The feature selection algorithm can identify relevant and robust features to improve model’s performance and avoid overfitting. At the last phase, we investigate the effect of six different feature selection algorithms (Table 1) on prediction process. Our results demonstrate that feature selection algorithm can affect the ML model’s performance and the best result was for CF SUB E algorithm. Megherbi et al. investigated the effect of clinical feature selection on surgery outcome predictions and as like as our study, they found effect of feature selection algorithm on ML performance [18, 38]. In another study, Saeys Y et al. investigated the necessity of applying feature selection techniques. They found that the main problem in the bioinformatics domain is the large input dimensionality, with the small sample sizes, and to deal with these problems, a wealth of feature selection techniques has been designed [18].

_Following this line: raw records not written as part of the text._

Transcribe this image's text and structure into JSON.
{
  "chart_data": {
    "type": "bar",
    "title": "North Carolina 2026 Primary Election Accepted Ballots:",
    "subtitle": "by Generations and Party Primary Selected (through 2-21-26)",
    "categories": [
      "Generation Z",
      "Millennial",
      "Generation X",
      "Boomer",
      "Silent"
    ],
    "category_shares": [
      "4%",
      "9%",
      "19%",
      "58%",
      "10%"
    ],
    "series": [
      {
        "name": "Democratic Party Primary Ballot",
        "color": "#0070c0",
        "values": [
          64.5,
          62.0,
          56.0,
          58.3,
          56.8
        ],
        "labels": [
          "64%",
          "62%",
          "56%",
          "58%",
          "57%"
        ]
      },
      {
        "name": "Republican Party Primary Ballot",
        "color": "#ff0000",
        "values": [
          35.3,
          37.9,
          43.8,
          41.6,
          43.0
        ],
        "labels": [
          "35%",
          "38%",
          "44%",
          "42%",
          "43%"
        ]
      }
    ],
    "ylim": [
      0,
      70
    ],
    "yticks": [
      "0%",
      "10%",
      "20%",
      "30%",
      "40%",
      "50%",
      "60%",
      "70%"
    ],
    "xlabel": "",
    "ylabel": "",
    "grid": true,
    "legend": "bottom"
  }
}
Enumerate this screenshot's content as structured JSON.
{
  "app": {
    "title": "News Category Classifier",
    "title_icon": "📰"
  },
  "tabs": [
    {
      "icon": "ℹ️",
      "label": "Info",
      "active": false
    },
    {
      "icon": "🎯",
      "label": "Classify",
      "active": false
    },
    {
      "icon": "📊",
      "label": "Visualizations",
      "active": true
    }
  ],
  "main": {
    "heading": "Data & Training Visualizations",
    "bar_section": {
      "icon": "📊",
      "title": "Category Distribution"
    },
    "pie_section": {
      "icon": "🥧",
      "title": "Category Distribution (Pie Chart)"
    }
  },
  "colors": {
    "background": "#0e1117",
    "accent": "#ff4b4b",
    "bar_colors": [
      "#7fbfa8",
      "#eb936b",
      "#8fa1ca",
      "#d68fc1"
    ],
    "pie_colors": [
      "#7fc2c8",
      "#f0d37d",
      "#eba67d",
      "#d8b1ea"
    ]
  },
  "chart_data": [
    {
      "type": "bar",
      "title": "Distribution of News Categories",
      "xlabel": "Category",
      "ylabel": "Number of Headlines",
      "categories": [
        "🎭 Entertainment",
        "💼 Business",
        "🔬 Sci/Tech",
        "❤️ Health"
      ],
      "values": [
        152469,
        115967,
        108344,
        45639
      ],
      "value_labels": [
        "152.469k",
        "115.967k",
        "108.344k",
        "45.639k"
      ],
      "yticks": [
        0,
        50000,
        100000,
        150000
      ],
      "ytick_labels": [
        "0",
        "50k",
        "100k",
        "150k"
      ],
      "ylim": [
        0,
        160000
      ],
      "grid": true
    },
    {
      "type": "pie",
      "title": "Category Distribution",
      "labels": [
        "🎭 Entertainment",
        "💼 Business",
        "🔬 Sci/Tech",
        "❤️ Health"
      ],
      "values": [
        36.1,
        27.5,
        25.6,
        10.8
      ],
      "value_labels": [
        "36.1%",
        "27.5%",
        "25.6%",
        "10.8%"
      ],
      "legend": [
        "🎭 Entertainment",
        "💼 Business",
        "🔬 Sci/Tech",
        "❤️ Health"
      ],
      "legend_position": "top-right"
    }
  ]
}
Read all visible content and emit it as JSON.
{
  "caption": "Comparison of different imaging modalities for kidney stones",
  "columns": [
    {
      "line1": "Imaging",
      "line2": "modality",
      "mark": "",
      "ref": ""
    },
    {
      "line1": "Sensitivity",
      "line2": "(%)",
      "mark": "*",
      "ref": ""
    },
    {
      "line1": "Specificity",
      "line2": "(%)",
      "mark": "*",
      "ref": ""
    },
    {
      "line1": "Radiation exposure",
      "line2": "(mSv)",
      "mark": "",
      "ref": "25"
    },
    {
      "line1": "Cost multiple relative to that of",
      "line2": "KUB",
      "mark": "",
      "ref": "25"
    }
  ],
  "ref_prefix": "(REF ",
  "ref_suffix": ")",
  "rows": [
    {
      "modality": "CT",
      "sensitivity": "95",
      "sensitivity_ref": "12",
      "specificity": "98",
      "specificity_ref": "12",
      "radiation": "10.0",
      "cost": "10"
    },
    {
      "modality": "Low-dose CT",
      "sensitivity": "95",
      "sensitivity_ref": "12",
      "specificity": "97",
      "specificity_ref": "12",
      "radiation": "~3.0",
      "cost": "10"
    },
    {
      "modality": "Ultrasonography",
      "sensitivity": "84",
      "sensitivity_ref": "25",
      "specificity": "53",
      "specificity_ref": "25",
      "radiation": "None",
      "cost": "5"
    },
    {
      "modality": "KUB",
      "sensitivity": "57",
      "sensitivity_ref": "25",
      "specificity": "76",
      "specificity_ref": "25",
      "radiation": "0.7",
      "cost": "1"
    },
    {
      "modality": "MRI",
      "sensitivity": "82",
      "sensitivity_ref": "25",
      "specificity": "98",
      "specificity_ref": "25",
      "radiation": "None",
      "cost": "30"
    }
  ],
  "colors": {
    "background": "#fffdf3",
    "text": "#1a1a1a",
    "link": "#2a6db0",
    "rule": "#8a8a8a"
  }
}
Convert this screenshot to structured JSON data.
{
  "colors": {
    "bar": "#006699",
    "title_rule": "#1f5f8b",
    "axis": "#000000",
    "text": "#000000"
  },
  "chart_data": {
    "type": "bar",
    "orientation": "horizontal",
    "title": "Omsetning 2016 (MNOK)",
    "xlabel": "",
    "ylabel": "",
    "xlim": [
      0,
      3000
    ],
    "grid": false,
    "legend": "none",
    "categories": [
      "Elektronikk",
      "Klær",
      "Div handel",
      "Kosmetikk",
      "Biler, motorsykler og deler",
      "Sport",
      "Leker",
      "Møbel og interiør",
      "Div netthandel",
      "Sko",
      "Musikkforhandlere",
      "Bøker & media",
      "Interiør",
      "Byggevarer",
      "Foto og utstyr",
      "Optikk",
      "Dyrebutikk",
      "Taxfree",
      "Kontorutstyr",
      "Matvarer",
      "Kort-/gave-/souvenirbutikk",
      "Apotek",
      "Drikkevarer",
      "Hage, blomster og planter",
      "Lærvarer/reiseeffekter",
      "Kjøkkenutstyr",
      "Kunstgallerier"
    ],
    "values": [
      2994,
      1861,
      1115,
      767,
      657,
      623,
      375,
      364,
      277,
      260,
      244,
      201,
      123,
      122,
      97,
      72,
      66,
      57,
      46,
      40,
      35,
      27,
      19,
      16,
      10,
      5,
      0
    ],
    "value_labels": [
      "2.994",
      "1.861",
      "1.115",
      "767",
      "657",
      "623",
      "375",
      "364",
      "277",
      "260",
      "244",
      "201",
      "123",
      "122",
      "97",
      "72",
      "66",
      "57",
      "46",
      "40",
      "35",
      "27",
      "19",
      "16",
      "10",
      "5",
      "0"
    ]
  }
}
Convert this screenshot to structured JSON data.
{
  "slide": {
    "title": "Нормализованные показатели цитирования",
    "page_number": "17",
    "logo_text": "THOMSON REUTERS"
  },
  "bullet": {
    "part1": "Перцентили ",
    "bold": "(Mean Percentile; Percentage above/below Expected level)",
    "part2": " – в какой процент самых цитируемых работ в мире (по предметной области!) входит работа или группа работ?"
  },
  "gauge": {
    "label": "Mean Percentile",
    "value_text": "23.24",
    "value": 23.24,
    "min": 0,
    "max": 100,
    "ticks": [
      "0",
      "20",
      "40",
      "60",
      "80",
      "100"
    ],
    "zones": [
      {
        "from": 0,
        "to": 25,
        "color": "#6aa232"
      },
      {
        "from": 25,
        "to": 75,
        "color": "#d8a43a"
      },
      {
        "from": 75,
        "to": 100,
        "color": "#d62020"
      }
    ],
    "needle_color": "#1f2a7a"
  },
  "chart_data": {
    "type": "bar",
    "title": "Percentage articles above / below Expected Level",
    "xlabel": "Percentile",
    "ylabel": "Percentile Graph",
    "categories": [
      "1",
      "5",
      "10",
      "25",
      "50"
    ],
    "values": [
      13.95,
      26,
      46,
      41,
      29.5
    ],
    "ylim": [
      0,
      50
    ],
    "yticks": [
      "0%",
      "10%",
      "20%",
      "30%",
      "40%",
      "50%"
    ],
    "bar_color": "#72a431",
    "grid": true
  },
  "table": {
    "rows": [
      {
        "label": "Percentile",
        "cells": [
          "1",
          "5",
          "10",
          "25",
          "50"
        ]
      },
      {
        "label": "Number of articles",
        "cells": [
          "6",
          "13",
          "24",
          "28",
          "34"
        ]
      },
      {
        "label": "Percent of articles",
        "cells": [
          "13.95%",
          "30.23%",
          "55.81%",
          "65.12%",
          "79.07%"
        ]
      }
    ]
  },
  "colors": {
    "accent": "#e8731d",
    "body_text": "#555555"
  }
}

Although our results are significant, this study suffers from some limitations. First is the small sample size of 53 patients. Further studies with a large patient data are warranted to verify our results. Second is feature robustness and reproducibility. Based on several studies, radiomic feature are vulnerable against some challenges including image acquisition, reconstruction, segmentation, and processing. Although our data acquisition was same for all patients, there is a challenge on tumor segmentation. Third is classifier model validation. We used 10-fold cross validation which is proposed by several studies, but external validation with a large train data may improve the results.

Conclusion

In conclusion, ML can be used as a response predictor model in LARC patients, but its performance should be improved. Effect of coarse preprocessing LoG filter on ML performance is better than fine filters and at the end, effect of feature selection algorithm on model’s performance is clear.